What's in the latest Chrome update? A JavaScript jolt from the new Sparkplug compiler

Google is claiming that Chrome 91, the version that launched May 25, is up to 23% faster than its predecessors thanks to a new JavaScript compiler dubbed "Sparkplug."

The speed improvements made to Chrome will also apply, if they haven't already, to other browsers that  rely on the Chromium project's technologies, including the V8 JavaScript engine. Microsoft's Edge is the most popular non-Google browser based on Chromium.

"An important component of delivering a fast browser is fast JavaScript execution," wrote Thomas Nattestad, product manager for Chrome, in a May 27 post to a Google blog.

According to Nattestad, the new Sparkplug compiler has been inserted between the two previously-existing - Ignition and Turbofan - to break through a performance stalemate. (The byte code interpreter Ignition began executing JavaScript as soon as possible; meanwhile, the Turbofan optimizer generates high-performance machine code, but required information available only after Ignition started executing JavaScript.)

"Sparkplug strikes a balance between Ignition and Turbofan in that it does generate native machine code but does not depend on information gathered while executing the JavaScript code," wrote Nattestad. "This lets it start executing quickly while still generating relatively fast code."

In effect, Sparkplug can't craft code that matches the performance of Turbofan's but starts doing it sooner. Elsewhere, Google called Sparkplug a "non-optimizing JS [JavaScript] compiler," to further differentiate it from Turbofan.

In the far more technical post on the V8 blog, Leszek Swirski, a Google senior software engineer, pointed out that squeezing even more performance out of the JavaScript engine is getting tough. "At some point you can only get faster by removing optimization passes, which reduces peak performance," Swirski said. "Even worse, we can't really start optimizing earlier, because we won't have stable object shape feedback yet."

Caught between that rock and that hard place, the V8 team built Sparkplug. "Sparkplug is designed to compile fast. Very fast," Swirski continued. "So fast, that we can pretty much compile whenever we want, allowing us to tier up to Sparkplug code much more aggressively than we can to TurboFan code."

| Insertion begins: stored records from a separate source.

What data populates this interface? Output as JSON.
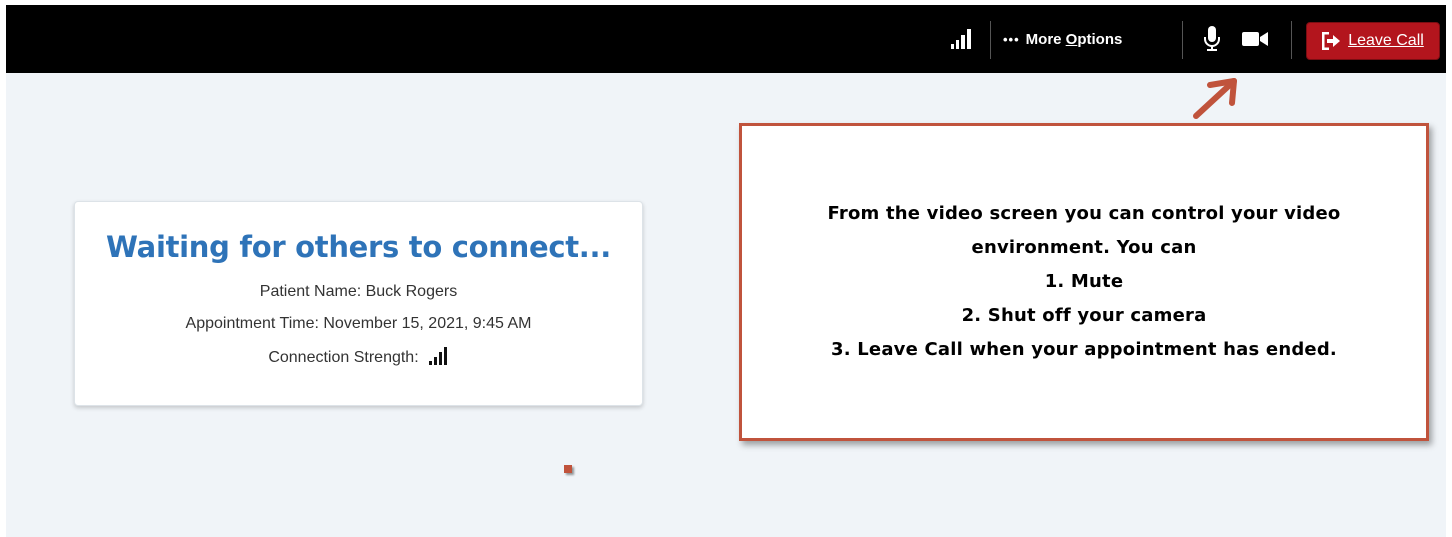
{
  "toolbar": {
    "more_dots": "•••",
    "more_pre": "More ",
    "more_ul": "O",
    "more_post": "ptions",
    "leave_label": "Leave Call",
    "signal_icon": "signal-bars-icon",
    "mic_icon": "microphone-icon",
    "camera_icon": "video-camera-icon",
    "leave_icon": "sign-out-icon",
    "leave_color": "#b3151d"
  },
  "card": {
    "title": "Waiting for others to connect...",
    "patient": "Patient Name: Buck Rogers",
    "appointment": "Appointment Time: November 15, 2021, 9:45 AM",
    "connection_label": "Connection Strength:",
    "title_color": "#2e73b8"
  },
  "annotation": {
    "lines": [
      "From the video screen you can control your video",
      "environment.  You can",
      "1. Mute",
      "2. Shut off your camera",
      "3. Leave Call when your appointment has ended."
    ],
    "border_color": "#c0533c"
  }
}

(Swirski's post is recommended reading for those wanting a deeper technical dive, but he wrote it in such a way as even non-coders - such as, well, some Computerworld reporters - can understand it, or more accurately, understand most of it. Kudos.)

Benchmark results - also included in Swirski's piece - indicate a performance boost of between 5% and 15%, depending on the OS and machine. Linux's version of the Sparkplug-equipped Chrome showed the largest gain, macOS the smallest. On the latter, results from running the browser on an M1-equipped Mac were superior to those on Intel-based Macs. (Google's claim that the latest Chrome is 23% faster was also based on short builtins, which it spelled out here.)

Other browsers jumped on the Sparkplug gravy train, too.

On May 25, the same day Google refreshed Chrome to v. 91 with the Sparkplug compiler, Microsoft - which was at the time hosting its all-online Build developers conference - declared that its Edge "will be the best performing browser on Windows 10 when Microsoft Edge version 91 releases." (Microsoft launched Edge 91 on May 27.)

Microsoft based its claim on features it has added to its browser atop the Chromium-based foundation: a faster startup process that pre-loads parts of Edge before it's opened by the user, and sleeping tabs, which immediately frees up device memory when a tab is no longer active and in the foreground.

Chrome 91 can be downloaded from Google's website for Windows, macOS and Linux. Edge 91 can be downloaded for Windows and macOS from Microsoft's site.